I recently visited the social security office that provides services for my constituency. The staff there embraced and welcomed the new Jobcentre Plus approach. They are on the third phase, but there was a concern that those on the final stages of the roll- out of the new programme will not necessarily get the benefits that those involved in the pilot programme will receive. Will my right hon. Friend assure me that those at the end of the programme will be as well furbished and established in our constituencies as those who are at the beginning?

Mr. Smith

Yes, indeed. The whole object, as we develop new programmes and pilot new initiatives, is to learn from experience so that we can ensure that the service improves—for example, through the programme support and personal advisory support that is available, and which, reports tell me, is greatly appreciated by clients of our services.

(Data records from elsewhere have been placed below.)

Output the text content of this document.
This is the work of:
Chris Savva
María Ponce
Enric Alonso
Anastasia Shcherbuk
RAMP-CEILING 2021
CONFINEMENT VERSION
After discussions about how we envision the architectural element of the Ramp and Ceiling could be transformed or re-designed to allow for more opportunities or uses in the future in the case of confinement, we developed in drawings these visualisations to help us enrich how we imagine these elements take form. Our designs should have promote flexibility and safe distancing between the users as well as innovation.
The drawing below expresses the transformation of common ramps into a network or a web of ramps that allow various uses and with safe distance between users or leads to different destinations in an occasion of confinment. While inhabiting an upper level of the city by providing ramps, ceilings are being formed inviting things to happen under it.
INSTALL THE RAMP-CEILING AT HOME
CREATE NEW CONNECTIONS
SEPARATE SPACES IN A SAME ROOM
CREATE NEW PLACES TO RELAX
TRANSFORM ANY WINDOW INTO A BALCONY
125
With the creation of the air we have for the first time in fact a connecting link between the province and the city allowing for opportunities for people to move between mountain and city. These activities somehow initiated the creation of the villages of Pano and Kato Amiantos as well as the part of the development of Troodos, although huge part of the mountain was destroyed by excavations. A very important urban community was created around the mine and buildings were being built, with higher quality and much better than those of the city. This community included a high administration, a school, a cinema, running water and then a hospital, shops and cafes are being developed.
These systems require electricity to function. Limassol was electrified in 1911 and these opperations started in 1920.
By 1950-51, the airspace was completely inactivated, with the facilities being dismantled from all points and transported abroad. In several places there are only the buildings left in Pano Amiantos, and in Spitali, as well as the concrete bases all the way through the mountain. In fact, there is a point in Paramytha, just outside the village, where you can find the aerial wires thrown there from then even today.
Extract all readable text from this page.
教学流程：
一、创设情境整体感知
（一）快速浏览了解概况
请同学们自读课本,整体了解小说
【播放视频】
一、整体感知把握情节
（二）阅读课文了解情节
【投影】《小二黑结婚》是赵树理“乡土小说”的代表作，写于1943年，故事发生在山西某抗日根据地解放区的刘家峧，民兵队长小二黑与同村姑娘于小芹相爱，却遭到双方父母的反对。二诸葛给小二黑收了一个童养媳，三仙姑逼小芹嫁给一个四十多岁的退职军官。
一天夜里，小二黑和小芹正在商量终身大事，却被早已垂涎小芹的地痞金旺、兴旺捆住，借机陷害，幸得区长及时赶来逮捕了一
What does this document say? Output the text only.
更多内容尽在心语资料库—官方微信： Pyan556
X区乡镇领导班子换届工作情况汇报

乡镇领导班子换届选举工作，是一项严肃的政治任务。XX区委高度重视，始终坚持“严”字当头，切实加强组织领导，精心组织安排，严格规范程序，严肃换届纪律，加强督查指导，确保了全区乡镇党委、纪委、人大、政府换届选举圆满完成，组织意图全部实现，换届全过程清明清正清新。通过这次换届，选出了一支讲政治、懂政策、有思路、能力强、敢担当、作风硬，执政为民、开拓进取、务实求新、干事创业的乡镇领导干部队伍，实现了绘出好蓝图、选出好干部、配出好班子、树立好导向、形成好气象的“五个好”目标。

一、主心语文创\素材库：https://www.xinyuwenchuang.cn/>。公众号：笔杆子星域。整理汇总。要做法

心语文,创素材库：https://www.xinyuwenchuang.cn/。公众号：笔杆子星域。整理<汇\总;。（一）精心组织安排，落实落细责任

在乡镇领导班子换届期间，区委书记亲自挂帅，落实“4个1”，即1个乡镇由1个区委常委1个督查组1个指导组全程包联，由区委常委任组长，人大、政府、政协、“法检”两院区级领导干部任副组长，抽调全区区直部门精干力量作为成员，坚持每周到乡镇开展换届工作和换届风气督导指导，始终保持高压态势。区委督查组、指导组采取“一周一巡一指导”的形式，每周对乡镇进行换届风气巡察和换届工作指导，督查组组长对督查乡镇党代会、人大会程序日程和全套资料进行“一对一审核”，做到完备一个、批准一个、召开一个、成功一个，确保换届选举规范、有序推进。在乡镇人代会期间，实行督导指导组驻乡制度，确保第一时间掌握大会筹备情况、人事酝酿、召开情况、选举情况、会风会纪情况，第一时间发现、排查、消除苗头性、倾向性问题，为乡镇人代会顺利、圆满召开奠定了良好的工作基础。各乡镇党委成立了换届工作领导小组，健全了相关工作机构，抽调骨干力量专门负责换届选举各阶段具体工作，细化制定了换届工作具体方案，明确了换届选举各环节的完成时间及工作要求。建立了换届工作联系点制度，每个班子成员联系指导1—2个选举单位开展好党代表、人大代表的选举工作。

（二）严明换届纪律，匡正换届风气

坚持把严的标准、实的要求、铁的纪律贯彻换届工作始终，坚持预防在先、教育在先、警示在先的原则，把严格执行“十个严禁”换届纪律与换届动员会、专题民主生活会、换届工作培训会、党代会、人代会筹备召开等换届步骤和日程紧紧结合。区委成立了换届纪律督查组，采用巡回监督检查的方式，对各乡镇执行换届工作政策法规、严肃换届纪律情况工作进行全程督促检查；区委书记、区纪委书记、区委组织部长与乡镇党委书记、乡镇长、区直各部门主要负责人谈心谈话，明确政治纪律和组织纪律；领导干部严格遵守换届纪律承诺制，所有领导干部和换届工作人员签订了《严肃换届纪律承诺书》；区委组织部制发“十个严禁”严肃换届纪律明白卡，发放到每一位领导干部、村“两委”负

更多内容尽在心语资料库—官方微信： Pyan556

Mr. Tim Boswell (Daventry)

I am sure that the Secretary of State and, in this respect at least, the whole House may wish to agree with the Prime Minister, who said in a speech last year that it was "a scandal" that 2.7 million people on incapacity or other disability benefits are written off, left to drift into long-term incapacity and unemployment". After the Conservatives introduced changes in 1995, the incapacity benefit count fell inexorably for five years. Is it not, therefore, genuinely disturbing that, under Labour, it has now bounced back to above the level at which it started, and that the trend, despite the Prime Minister's remarks, is resolutely upwards? When can we have slightly less consultation from the Secretary of State—be it pathways to work, or whatever—and slightly more effective action to tackle this scandal?

Mr. Smith

We have already had action, which is why the annual inflow on to incapacity benefit fell by one quarter between 1997 and last year, from 840,000 a year to 640,000. That compares with an inflow rate of 940,000 a year when the Conservatives were in government. Of course we want and need to do more to help people on incapacity benefit who want to work, and are able to work, to get into jobs. Some 150,000 a year move into work at the moment, and I would have hoped that there would be support from the Conservative Front Bench and, indeed, from all hon. Members, for helping still more disabled people to fulfil their potential through work.